There are several indirect findings suggestive of ectopic pregnancy when the extrauterine gestation is not visualized, such as free fluid in the cul-de-sac, or empty uterus. Patients with an empty uterus are five times more likely to have an ectopic pregnancy compared with those with a fluid collection or debris in the uterus (Fig. 15.23; VIDEOS 15.17 and 15.18) (13). Free fluid, especially large or complex fluid (echogenic, layering, or clotted blood), is strongly associated with ectopic pregnancy.
FIGURE 15.18. Transabdominal Sagittal View of an Empty Uterus with Visible Empty Gestational Sac or Tubal Ring Seen Underneath the Uterus. Free fluid can be seen surrounding the uterus.
Cornual, interstitial, cervical ectopics
The vast majority of ectopic pregnancies are located in the fallopian tubes, but ectopic pregnancies have been identified in interstitial, cervical, ovarian, abdominal, and cesarean scar locations (3,23,24).
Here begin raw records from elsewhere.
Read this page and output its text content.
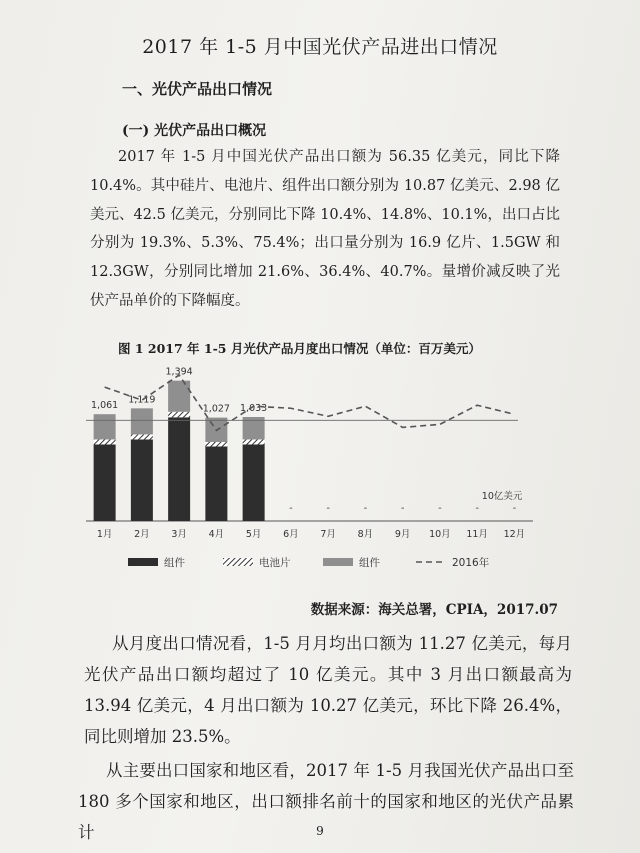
2017 年 1-5 月中国光伏产品进出口情况
一、光伏产品出口情况
(一) 光伏产品出口概况
2017 年 1-5 月中国光伏产品出口额为 56.35 亿美元，同比下降 10.4%。其中硅片、电池片、组件出口额分别为 10.87 亿美元、2.98 亿美元、42.5 亿美元，分别同比下降 10.4%、14.8%、10.1%，出口占比分别为 19.3%、5.3%、75.4%；出口量分别为 16.9 亿片、1.5GW 和 12.3GW，分别同比增加 21.6%、36.4%、40.7%。量增价减反映了光伏产品单价的下降幅度。
图 1 2017 年 1-5 月光伏产品月度出口情况（单位：百万美元）
1,061
1,119
1,394
1,027 1,033
-	-	-	-	-	-	-
10亿美元
1月 2月 3月 4月 5月 6月 7月 8月 9月 10月 11月 12月
组件	电池片	组件	2016年
数据来源：海关总署，CPIA，2017.07
从月度出口情况看，1-5 月月均出口额为 11.27 亿美元，每月光伏产品出口额均超过了 10 亿美元。其中 3 月出口额最高为 13.94 亿美元，4 月出口额为 10.27 亿美元，环比下降 26.4%，同比则增加 23.5%。
从主要出口国家和地区看，2017 年 1-5 月我国光伏产品出口至 180 多个国家和地区，出口额排名前十的国家和地区的光伏产品累计	9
Pregnancies that are placed eccentrically in relation to the normal uterine site of implantation may be misinterpreted as an IUP. Pregnancies may implant in any portion of the periphery of the uterus (cornual, interstitial, and cervical) and be easily misdiagnosed as a normal IUP. It is important that the sonographer detects myometrium surrounding the entire gestational sac and it be at least 5 mm thick to help rule out an interstitial ectopic pregnancy (Fig. 15.24; VIDEO 15.19). Rupture may result in massive bleeding. Management of these pregnancies may vary, but in general are treated by surgical resection and usually in an open manner, although more conservative approaches have been suggested (25,26).